Signal 1: Pattern Matching¶
240 compiled regex rules across 34 categories. Each rule specifies:
- ID -- unique identifier (e.g.,
IO-001,RH-003,BRW-005) - Regex -- compiled pattern
- Severity -- HIGH, MEDIUM, or LOW
- Category -- attack type classification
- Scan mode restriction -- some rules only fire in STRICT mode to avoid false positives on regular code
Categories¶
Core categories cover instruction override, authority impersonation, behavioral manipulation, privilege escalation, encoding obfuscation, unicode anomalies, exfiltration, credential harvesting, environment variable hijacking, build script attacks, CI/CD poisoning, config file injection, git hook exploitation, MCP tool poisoning, reasoning hijack, markdown/SVG injection, terminal escape, memory poisoning, viral propagation, and more.
Agent-type expansion packs add domain-specific patterns:
| Pack | Prefix | Patterns | Covers |
|---|---|---|---|
| Browser agents | BRW | 8 | DOM injection, URL redirect, cookie theft, extension abuse |
| Autonomous agents | AUT | 12 | Goal hijacking, delegation abuse, sandbox escape, SSTI, deserialization |
| Financial agents | FIN | 8 | Transaction manipulation, approval bypass, ledger tampering |
| CI/CD agents | CIC | 8 | Workflow injection, release poisoning, secret exfiltration |
Scan Modes¶
Rules behave differently depending on the file being scanned:
| Mode | Files | Behavior |
|---|---|---|
| STRICT | CLAUDE.md, .cursorrules, GEMINI.md, AGENTS.md | HIGH = block; all patterns active |
| STANDARD | README.md, package.json, Makefile | HIGH = warning; CI hygiene patterns suppressed |
| LENIENT | Test files, fixtures | Severity downgraded |
Signal 2: Semantic Classifier¶
A fine-tuned MiniLM-L6-v2 model exported to ONNX format. Runs locally with no external API calls.
| Metric | Value |
|---|---|
| F1 (5-fold CV) | 94.34% +/- 0.77% |
| Recall (5-fold CV) | 93.68% +/- 1.77% |
| Precision (5-fold CV) | 96.23% +/- 0.79% |
| Inference speed | ~16ms per sample |
| Model size | 87 MB (ONNX) |
The classifier catches attacks that regex cannot: synonym substitution, social engineering rewording, encoding evasion, homoglyphs, and counter-defensive framing.
Per-ScanMode detection thresholds:
| Mode | Suspicious | Malicious |
|---|---|---|
| STRICT | 0.50 | 0.80 |
| STANDARD | 0.65 | 0.88 |
| LENIENT | 0.75 | 0.92 |
Install with pip install "cloneguard[mini]".
Signal 3: Behavioral Sequences (CaMeL-lite)¶
Tracks tool-call patterns across the agent session.

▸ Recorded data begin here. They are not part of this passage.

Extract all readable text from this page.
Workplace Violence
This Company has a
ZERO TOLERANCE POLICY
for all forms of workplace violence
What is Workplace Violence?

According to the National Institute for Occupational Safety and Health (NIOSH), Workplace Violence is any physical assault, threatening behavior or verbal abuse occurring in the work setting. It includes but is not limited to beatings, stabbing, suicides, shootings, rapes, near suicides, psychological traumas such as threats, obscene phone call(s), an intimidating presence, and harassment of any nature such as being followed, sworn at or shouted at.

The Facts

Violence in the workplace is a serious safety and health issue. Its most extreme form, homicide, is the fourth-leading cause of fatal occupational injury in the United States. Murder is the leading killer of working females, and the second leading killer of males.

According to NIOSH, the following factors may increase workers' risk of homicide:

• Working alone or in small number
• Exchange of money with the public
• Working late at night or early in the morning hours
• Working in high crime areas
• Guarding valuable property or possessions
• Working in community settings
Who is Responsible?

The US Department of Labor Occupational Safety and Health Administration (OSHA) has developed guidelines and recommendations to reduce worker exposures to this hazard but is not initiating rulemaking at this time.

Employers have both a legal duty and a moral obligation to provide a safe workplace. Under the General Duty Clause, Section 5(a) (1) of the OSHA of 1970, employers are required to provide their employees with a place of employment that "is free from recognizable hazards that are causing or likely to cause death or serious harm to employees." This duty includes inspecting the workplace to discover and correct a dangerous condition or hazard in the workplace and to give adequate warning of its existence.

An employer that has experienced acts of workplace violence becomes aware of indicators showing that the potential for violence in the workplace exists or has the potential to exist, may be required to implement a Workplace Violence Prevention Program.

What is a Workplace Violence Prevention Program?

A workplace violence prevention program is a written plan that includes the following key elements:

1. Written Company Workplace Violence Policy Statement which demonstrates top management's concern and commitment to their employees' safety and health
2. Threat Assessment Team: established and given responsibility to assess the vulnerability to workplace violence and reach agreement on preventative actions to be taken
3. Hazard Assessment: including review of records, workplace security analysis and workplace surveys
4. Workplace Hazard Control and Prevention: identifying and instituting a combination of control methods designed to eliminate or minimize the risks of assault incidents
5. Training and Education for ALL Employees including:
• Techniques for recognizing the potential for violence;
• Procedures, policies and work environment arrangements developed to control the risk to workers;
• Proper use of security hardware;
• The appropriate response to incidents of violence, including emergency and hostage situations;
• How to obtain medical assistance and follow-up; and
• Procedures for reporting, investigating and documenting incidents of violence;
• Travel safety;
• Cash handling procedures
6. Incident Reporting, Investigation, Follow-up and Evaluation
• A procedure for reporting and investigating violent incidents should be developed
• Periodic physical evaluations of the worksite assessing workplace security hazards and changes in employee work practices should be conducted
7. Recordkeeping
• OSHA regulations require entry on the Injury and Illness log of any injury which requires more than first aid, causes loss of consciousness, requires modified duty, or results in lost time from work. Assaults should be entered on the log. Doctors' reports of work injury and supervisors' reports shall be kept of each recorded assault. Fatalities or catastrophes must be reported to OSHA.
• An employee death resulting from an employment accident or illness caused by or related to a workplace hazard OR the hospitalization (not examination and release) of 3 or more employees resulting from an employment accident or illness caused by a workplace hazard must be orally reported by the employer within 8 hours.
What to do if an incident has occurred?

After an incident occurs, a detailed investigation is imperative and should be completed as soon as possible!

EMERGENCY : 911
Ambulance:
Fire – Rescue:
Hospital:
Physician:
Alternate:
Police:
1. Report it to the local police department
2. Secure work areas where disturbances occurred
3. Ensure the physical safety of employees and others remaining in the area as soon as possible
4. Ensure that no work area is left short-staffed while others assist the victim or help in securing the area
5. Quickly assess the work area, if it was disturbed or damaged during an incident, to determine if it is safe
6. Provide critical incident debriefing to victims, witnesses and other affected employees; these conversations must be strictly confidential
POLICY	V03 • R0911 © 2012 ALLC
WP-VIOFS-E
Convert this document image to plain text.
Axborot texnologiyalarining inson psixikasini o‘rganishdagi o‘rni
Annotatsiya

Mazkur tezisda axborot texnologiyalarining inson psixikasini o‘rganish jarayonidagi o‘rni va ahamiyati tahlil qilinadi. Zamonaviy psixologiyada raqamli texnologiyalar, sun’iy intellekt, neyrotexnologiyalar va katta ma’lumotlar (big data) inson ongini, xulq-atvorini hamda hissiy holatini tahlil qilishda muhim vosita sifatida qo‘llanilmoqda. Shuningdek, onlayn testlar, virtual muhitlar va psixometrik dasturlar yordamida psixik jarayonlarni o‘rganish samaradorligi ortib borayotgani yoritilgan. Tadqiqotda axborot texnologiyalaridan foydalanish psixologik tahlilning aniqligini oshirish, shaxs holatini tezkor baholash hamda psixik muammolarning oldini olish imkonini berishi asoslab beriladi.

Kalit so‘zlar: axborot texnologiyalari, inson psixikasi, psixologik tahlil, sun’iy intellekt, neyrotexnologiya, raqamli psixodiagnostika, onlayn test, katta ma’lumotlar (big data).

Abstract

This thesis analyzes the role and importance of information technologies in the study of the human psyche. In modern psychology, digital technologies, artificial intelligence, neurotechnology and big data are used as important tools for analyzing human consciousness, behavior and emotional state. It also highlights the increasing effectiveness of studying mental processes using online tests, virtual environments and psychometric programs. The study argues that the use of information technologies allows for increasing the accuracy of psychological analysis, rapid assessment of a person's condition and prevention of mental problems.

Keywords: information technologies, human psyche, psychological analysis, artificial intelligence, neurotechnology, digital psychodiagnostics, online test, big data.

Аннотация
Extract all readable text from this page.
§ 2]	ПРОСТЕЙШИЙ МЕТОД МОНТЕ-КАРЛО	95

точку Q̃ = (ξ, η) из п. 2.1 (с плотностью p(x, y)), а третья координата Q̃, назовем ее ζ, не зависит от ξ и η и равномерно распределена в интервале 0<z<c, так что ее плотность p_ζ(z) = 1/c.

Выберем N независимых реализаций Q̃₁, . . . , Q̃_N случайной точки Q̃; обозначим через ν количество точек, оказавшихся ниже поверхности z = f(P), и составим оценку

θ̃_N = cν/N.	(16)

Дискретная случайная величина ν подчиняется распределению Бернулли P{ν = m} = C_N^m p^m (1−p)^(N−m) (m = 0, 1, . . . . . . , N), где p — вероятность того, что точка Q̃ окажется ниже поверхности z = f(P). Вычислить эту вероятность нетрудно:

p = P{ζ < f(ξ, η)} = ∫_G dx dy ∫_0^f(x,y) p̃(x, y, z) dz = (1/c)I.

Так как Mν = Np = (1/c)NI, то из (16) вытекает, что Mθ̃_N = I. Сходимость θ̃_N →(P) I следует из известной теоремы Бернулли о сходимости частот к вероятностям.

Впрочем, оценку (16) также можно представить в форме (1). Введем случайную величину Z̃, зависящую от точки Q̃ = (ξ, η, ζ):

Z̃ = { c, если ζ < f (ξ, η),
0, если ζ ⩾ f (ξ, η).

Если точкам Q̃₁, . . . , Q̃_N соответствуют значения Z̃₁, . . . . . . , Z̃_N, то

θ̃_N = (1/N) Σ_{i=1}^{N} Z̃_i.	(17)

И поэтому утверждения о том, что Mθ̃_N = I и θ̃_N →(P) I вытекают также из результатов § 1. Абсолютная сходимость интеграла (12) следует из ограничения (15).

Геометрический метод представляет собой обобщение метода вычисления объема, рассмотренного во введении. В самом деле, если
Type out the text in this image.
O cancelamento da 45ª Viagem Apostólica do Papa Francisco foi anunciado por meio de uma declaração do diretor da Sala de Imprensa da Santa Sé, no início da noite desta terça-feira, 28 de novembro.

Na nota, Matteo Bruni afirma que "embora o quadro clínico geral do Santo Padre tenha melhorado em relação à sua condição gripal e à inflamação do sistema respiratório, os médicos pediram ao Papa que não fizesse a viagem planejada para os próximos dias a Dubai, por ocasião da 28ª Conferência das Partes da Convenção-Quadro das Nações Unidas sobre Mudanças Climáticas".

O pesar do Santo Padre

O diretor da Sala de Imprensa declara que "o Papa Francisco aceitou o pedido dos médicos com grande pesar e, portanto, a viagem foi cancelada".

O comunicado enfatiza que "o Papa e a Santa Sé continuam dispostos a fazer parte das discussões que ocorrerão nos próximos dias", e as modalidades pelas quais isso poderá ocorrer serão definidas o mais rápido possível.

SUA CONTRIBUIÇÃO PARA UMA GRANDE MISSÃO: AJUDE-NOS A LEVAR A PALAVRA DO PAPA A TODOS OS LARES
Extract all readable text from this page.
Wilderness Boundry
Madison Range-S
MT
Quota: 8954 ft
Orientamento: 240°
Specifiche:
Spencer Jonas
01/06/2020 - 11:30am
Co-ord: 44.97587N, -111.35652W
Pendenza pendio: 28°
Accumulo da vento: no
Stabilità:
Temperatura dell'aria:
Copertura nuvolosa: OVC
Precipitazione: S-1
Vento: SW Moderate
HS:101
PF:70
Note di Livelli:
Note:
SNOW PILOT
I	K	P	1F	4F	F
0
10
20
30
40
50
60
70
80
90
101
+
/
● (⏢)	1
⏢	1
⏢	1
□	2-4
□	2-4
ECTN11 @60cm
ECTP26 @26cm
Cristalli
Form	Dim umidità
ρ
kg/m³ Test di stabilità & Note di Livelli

Detects multi-step attack sequences where individual steps appear benign but the combination is malicious.
| Rule | Detects | Mode |
|---|---|---|
| SEQ-001 | Sensitive file read followed by network exfiltration (WebFetch) | Enforce |
| SEQ-002 | Sensitive file read followed by Bash curl/wget to external URL | Enforce |
| SEQ-005 | Write to agent config files | Enforce |
| SEQ-003 | Same MCP tool called >5 times within last 10 events | Advisory |
| SEQ-004 | Write to build-sensitive target followed by build command | Advisory |
| SEQ-006 | MCP tool call following sensitive file read | Advisory |
SEQ-001/002/006 use session-wide typed markers -- padding with benign events between the read and exfiltration steps does not evade detection.
Signal Evaluation¶
The three signals are evaluated independently -- any signal crossing its threshold is sufficient to raise a detection. There is no weighted fusion layer. Each signal contributes an independent verdict:
- Pattern signal -- high precision, low recall on novel attacks
- Semantic signal -- strong on evasion, weaker on truncation/fragmentation
- Behavioral signal -- orthogonal to content-based signals, catches sequences
False positive rates were calibrated against 208,127 real coding-agent sessions from published SWE-bench datasets.